A New Social Compact?

For the 2021-22 academic year, the Edmond J. Safra Center for Ethics will focus on the theme of “A New Social Compact?

The COVID-19 pandemic has delivered a shock to the nations of the world. Variations in national responses and experiments with economic and health policies have implicitly revealed different conceptions of the social compact (a phrase we use loosely to refer to shared understandings of what members of societies believe they owe to each other).

In the United States, the experience of the pandemic has been defined by failures of governance, leadership, and technocratic expertise. These failures have led to the stark exposure of underlying health inequities, along with the broad social vulnerability for individuals, and the polity generally, that flows from inequality.
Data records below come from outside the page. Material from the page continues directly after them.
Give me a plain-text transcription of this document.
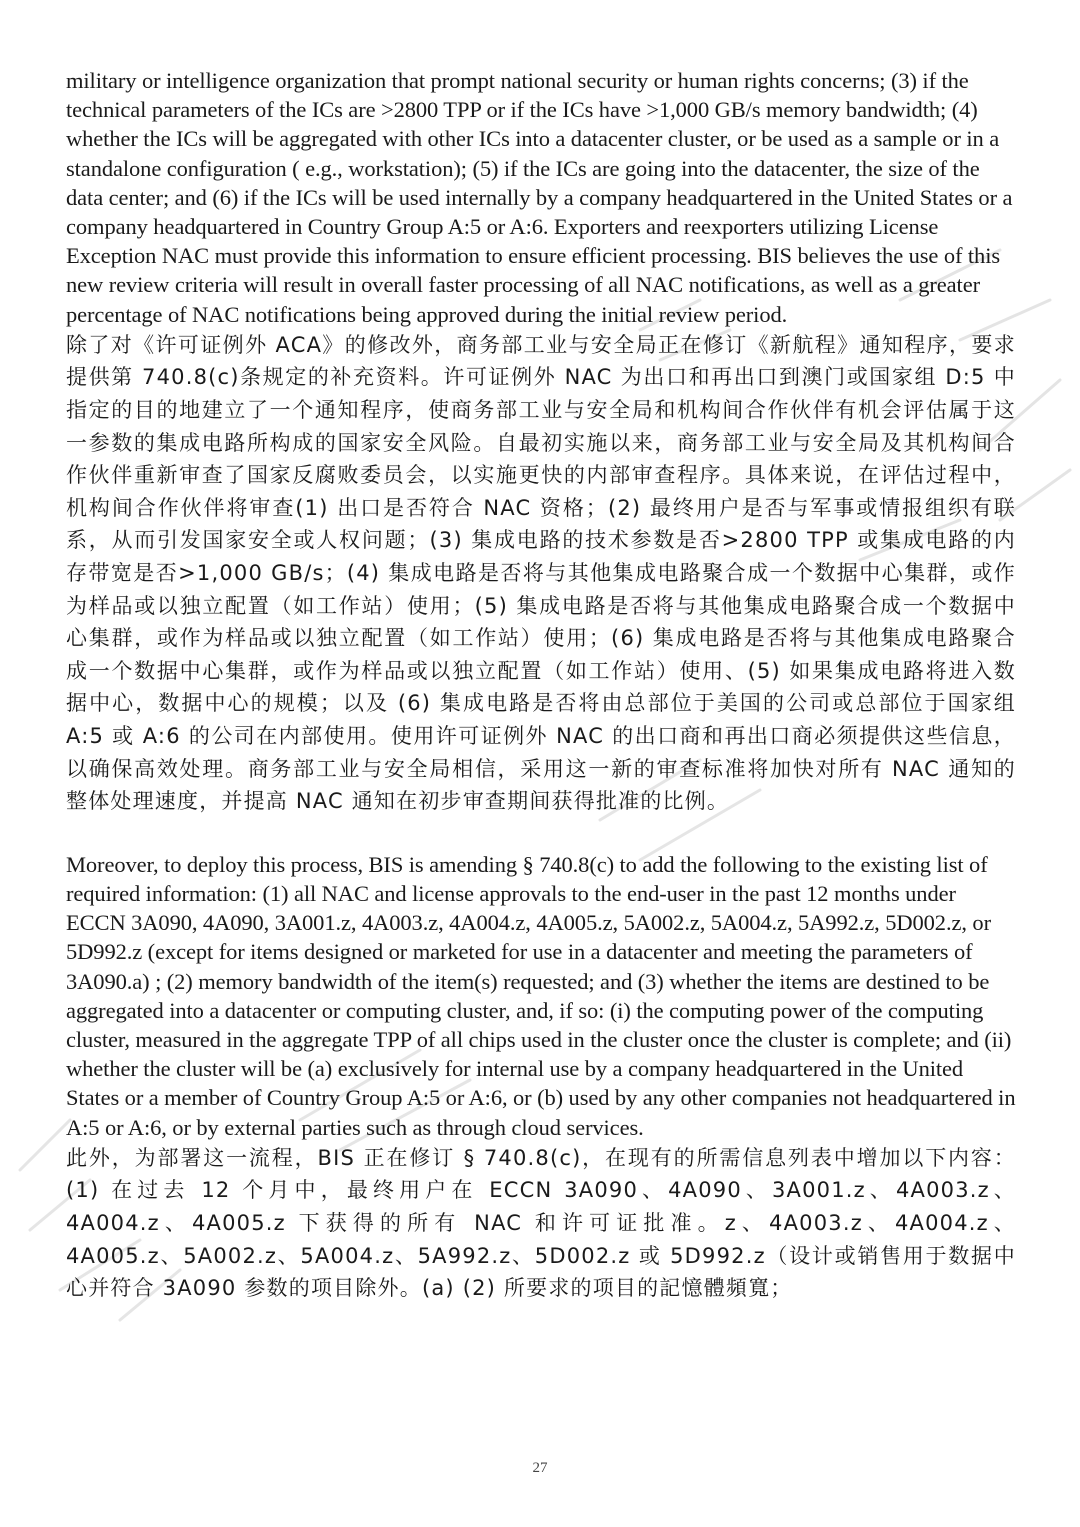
military or intelligence organization that prompt national security or human rights concerns; (3) if the technical parameters of the ICs are >2800 TPP or if the ICs have >1,000 GB/s memory bandwidth; (4) whether the ICs will be aggregated with other ICs into a datacenter cluster, or be used as a sample or in a standalone configuration ( e.g., workstation); (5) if the ICs are going into the datacenter, the size of the data center; and (6) if the ICs will be used internally by a company headquartered in the United States or a company headquartered in Country Group A:5 or A:6. Exporters and reexporters utilizing License Exception NAC must provide this information to ensure efficient processing. BIS believes the use of this new review criteria will result in overall faster processing of all NAC notifications, as well as a greater percentage of NAC notifications being approved during the initial review period.

除了对《许可证例外 ACA》的修改外，商务部工业与安全局正在修订《新航程》通知程序，要求提供第 740.8(c)条规定的补充资料。许可证例外 NAC 为出口和再出口到澳门或国家组 D:5 中指定的目的地建立了一个通知程序，使商务部工业与安全局和机构间合作伙伴有机会评估属于这一参数的集成电路所构成的国家安全风险。自最初实施以来，商务部工业与安全局及其机构间合作伙伴重新审查了国家反腐败委员会，以实施更快的内部审查程序。具体来说，在评估过程中，机构间合作伙伴将审查(1) 出口是否符合 NAC 资格；(2) 最终用户是否与军事或情报组织有联系，从而引发国家安全或人权问题；(3) 集成电路的技术参数是否>2800 TPP 或集成电路的内存带宽是否>1,000 GB/s；(4) 集成电路是否将与其他集成电路聚合成一个数据中心集群，或作为样品或以独立配置（如工作站）使用；(5) 集成电路是否将与其他集成电路聚合成一个数据中心集群，或作为样品或以独立配置（如工作站）使用；(6) 集成电路是否将与其他集成电路聚合成一个数据中心集群，或作为样品或以独立配置（如工作站）使用、(5) 如果集成电路将进入数据中心，数据中心的规模；以及 (6) 集成电路是否将由总部位于美国的公司或总部位于国家组 A:5 或 A:6 的公司在内部使用。使用许可证例外 NAC 的出口商和再出口商必须提供这些信息，以确保高效处理。商务部工业与安全局相信，采用这一新的审查标准将加快对所有 NAC 通知的整体处理速度，并提高 NAC 通知在初步审查期间获得批准的比例。

Moreover, to deploy this process, BIS is amending § 740.8(c) to add the following to the existing list of required information: (1) all NAC and license approvals to the end-user in the past 12 months under ECCN 3A090, 4A090, 3A001.z, 4A003.z, 4A004.z, 4A005.z, 5A002.z, 5A004.z, 5A992.z, 5D002.z, or 5D992.z (except for items designed or marketed for use in a datacenter and meeting the parameters of 3A090.a) ; (2) memory bandwidth of the item(s) requested; and (3) whether the items are destined to be aggregated into a datacenter or computing cluster, and, if so: (i) the computing power of the computing cluster, measured in the aggregate TPP of all chips used in the cluster once the cluster is complete; and (ii) whether the cluster will be (a) exclusively for internal use by a company headquartered in the United States or a member of Country Group A:5 or A:6, or (b) used by any other companies not headquartered in A:5 or A:6, or by external parties such as through cloud services.

此外，为部署这一流程，BIS 正在修订 § 740.8(c)，在现有的所需信息列表中增加以下内容：(1) 在过去 12 个月中，最终用户在 ECCN 3A090、4A090、3A001.z、4A003.z、4A004.z、4A005.z 下获得的所有 NAC 和许可证批准。z、4A003.z、4A004.z、4A005.z、5A002.z、5A004.z、5A992.z、5D002.z 或 5D992.z（设计或销售用于数据中心并符合 3A090 参数的项目除外。(a) (2) 所要求的项目的記憶體頻寬；

27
The centrality of care provision to our economy and social well-being has also been brought to the fore, made visible by the sudden disappearance of structures like schools that have come to provide so much of the care and services of the social safety net in the United States.

Restrictions on international travel, the fracturing of global supply chains, rationing of medical supplies, and attempts to develop a vaccine all call into question the social compact at a global level. While much innovation in political philosophy, political economy, and public policy has been in development for the last decade, since the global financial crisis, the pandemic presents an occasion for harvesting the fruits of that work with the goal of articulating the foundations of a new social compact.

We invite applications connected to any dimension of this broad field of inquiry. We see the nature of the failures to be addressed as so multifaceted as to make this theme not very restrictive; however, in our usual fashion, we will also consider applications that fall outside the parameters of this thematic description.